A banda Eve 6, um grupo de rock alternativo cujo hit “Inside Out”, de 1998, foi executado mais de 100 milhões de vezes no Spotify, não cobriu o valor de adiantamento de seu contrato original e por isso não recebe pagamento algum pelo streaming da canção, disse o guitarrista da banda, Jon Siebels.

Campanhas online conduzidas por coalizões frouxas de músicos podem não parecer uma maneira eficaz de promover mudança. Mas elas já obtiveram mais progresso do que se esperava, conquistando não só a atenção do Parlamento britânico mas a do Spotify e Apple.

Em abril, respondendo a anos de pressão do setor de música, o Spotify elevou os preços de alguns de seus planos de assinatura nos Estados Unidos, Reino Unido e Europa, o que pode resultar em pagamentos ligeiramente mais altos para os músicos (mas apenas ligeiramente).

E algumas mudanças propostas no modelo econômico do streaming foram aceitas. Em abril, o site SoundCloud transferiu alguns artistas a um plano de royalties calculados de acordo com as preferências dos usuários —uma alternativa à contagem pró-rata que algumas pessoas no setor, entre as quais muitas organizações de defesa dos artistas, veem como um sistema mais justo e transparente.

Em lugar de destinar todo o dinheiro dos usuários a um fundo único, o modelo vinculado aos usuários segrega o que cada usuário contribui e distribui o dinheiro gerado apenas aos artistas que a pessoa ouve.

Os proponentes dizem que esse modelo gera pagamentos mais equitativos de streaming e ajuda os artistas menos famosos. Por exemplo, um fã que ouça apenas jazz teria seu dinheiro destinado apenas a artistas de jazz, e não a astros pop. Quando o SoundCloud anunciou essa mudança, destacou alguns artistas independentes cujos pagamentos mensais, afirmou a empresa, podem quintuplicar.
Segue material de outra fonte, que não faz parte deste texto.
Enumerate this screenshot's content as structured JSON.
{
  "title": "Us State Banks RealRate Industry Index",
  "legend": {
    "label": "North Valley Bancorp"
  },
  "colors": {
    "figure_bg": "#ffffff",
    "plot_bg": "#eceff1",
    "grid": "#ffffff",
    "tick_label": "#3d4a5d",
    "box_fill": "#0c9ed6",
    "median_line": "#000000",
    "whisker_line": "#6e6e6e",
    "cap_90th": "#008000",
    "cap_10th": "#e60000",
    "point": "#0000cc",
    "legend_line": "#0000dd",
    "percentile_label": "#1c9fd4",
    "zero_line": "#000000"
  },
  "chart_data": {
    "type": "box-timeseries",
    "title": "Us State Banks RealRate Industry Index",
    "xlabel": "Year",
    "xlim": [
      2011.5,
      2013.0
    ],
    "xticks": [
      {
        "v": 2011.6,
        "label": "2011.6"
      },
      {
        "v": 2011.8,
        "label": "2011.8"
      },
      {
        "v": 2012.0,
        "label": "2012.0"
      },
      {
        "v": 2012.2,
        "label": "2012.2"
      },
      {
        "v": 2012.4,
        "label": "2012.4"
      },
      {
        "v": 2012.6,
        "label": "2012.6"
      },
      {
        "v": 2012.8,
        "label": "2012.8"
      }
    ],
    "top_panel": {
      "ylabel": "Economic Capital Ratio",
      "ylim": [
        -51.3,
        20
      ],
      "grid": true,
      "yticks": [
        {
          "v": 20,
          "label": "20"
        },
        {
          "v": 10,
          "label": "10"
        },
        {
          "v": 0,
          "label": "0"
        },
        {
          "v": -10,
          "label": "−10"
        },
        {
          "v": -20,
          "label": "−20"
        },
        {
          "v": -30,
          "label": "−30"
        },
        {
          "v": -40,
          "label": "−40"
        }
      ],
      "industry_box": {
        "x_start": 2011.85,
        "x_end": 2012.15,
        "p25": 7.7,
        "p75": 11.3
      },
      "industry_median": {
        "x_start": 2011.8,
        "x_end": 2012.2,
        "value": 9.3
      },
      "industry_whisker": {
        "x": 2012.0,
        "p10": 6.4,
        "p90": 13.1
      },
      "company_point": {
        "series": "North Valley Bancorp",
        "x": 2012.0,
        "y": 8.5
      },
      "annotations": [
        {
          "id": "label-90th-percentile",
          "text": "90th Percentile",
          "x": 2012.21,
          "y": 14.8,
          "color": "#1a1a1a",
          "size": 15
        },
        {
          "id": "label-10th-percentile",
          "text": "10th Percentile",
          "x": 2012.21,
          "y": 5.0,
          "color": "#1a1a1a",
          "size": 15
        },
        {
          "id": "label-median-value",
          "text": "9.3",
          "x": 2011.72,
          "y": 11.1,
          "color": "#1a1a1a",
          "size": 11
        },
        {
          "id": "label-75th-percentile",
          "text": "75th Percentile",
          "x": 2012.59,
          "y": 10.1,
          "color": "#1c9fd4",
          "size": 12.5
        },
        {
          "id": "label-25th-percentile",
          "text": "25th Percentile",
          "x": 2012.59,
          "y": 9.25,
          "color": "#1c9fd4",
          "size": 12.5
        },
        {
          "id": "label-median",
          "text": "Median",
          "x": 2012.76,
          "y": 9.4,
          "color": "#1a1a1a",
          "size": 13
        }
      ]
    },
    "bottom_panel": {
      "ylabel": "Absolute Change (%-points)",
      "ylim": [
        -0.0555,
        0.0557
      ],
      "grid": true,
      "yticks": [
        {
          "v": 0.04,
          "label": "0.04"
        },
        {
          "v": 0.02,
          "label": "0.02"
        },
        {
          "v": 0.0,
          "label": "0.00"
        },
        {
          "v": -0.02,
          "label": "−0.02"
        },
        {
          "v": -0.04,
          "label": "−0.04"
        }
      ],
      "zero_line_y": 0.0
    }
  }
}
No entanto, como no caso de outras propostas favorecidas pelos músicos, por exemplo a adoção de um sistema de “remuneração equitativa” solicitado em uma carta recente ao primeiro-ministro britânico —um programa que daria algum dinheiro a artistas diretamente, sem passar pelas gravadoras—, o modelo vinculado aos usuários enfrenta alguma oposição no setor.

Na opinião de seus críticos, o plano teria impacto mínimo e na verdade seria menos transparente, resultando em uma situação confusa na qual o valor de um milhão de execuções por um serviço de streaming poderia ser diferente entre um artista e outro.

E, em qualquer plano de redistribuição, haverá quem ganhe e haverá quem perca. E aqueles que sairiam perdendo sob um sistema vinculado às escolhas dos usuários seriam mais provavelmente os astros pop. Quem quer dizer a Ed Sheeran ou Drake que ele passará a ganhar menos dinheiro?

Para muitos artistas, as campanhas já receberam muito mais atenção do que eles esperavam, o que pode ser encorajamento suficiente.

“Quando a questão gerou um inquérito no Parlamento, eu quis comemorar com um soco no ar”, disse Nadine Shah. “Pensei que as pessoas estavam enfim nos ouvindo. As pessoas estão levando a questão a sério. Só precisamos manter o ímpeto.”